Free Download, Limited Window

The theme is not a niche add-on buried in a menu. Hyundai is pushing it as a major part of its World Cup activation, and it comes with a clear call to action.

The FIFA World Cup 2026™ Display Theme is available as a free download until October 19, 2026. Drivers can grab it through the Bluelink Store via the myHyundai application.

It’s not for every model, but the list is significant. Eligible vehicles include:

  • the all-new NEXO
  • IONIQ 9
  • PALISADE
  • TUCSON
  • SANTA FE
  • IONIQ 51

Detailed design notes, exact model applicability, and step-by-step download instructions sit inside the Bluelink Store, where Hyundai is increasingly staging its software-driven upgrades.

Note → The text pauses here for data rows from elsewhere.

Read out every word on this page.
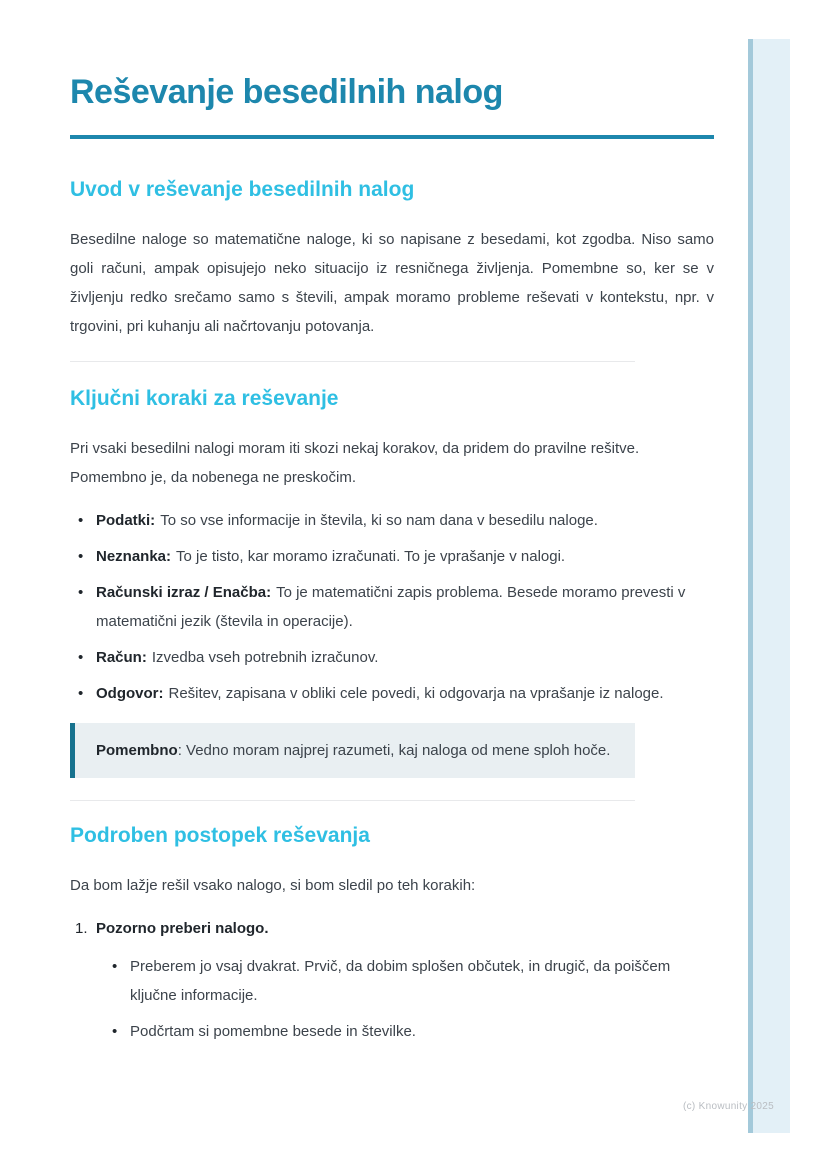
Reševanje besedilnih nalog
Uvod v reševanje besedilnih nalog

Besedilne naloge so matematične naloge, ki so napisane z besedami, kot zgodba. Niso samo goli računi, ampak opisujejo neko situacijo iz resničnega življenja. Pomembne so, ker se v življenju redko srečamo samo s števili, ampak moramo probleme reševati v kontekstu, npr. v trgovini, pri kuhanju ali načrtovanju potovanja.

Ključni koraki za reševanje

Pri vsaki besedilni nalogi moram iti skozi nekaj korakov, da pridem do pravilne rešitve. Pomembno je, da nobenega ne preskočim.

• Podatki: To so vse informacije in števila, ki so nam dana v besedilu naloge.
• Neznanka: To je tisto, kar moramo izračunati. To je vprašanje v nalogi.
• Računski izraz / Enačba: To je matematični zapis problema. Besede moramo prevesti v matematični jezik (števila in operacije).
• Račun: Izvedba vseh potrebnih izračunov.
• Odgovor: Rešitev, zapisana v obliki cele povedi, ki odgovarja na vprašanje iz naloge.

Pomembno: Vedno moram najprej razumeti, kaj naloga od mene sploh hoče.

Podroben postopek reševanja

Da bom lažje rešil vsako nalogo, si bom sledil po teh korakih:

1. Pozorno preberi nalogo.
• Preberem jo vsaj dvakrat. Prvič, da dobim splošen občutek, in drugič, da poiščem ključne informacije.
• Podčrtam si pomembne besede in številke.
(c) Knowunity 2025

A Campaign Built Around “Next Starts Now”

This is not a one-off skin. Hyundai has folded the display theme into its broader “Next Starts Now” campaign, rooted in the brand vision of “Progress for Humanity.”

The idea is simple and ambitious: use the most frequently accessed in-vehicle channel—the display—to amplify World Cup excitement while showcasing what software-defined vehicles can do. The car becomes a storytelling platform, not just a mode of transport.

That narrative stretches beyond football graphics. Hyundai is using the campaign to underline its push into robotics and advanced mobility, positioning the World Cup as a global stage for its technological ambitions.

Robots at the Tournament

Atlas and Spot are not confined to dashboards.

Hyundai, working with Boston Dynamics, plans to deploy the robots at selected venues during the 2026 tournament in the U.S., Mexico, and Canada, which runs from June 11 to July 19. Their roles will span match operations, fan engagement, safety, and efficiency.

The same robotic figures that greet drivers on startup screens will be out in the real world, moving through concourses, interacting with fans, and supporting logistics. For Hyundai, that crossover—from digital avatar to physical presence—drives home the message that the future it is advertising on the display is already stepping into the stadium.

Hyundai’s Bigger Play

Strip away the World Cup branding, and the strategy is clear.

Hyundai, founded in 1967 and now operating in more than 200 countries with over 120,000 employees, is accelerating its shift from traditional automaker to “Smart Mobility Solution Provider.” The company is investing heavily in robotics and Advanced Air Mobility (AAM), pushing zero-emission vehicles, and leaning on hydrogen fuel cell and EV technologies to shape its next era.

The World Cup theme sits right in the middle of that evolution: software-defined vehicles, over-the-air personalization, robotics integrated into both product and event, all wrapped in a campaign that tells fans their “next” begins now.

The question is no longer whether cars can show the score. It’s how far into the matchday experience they can drive.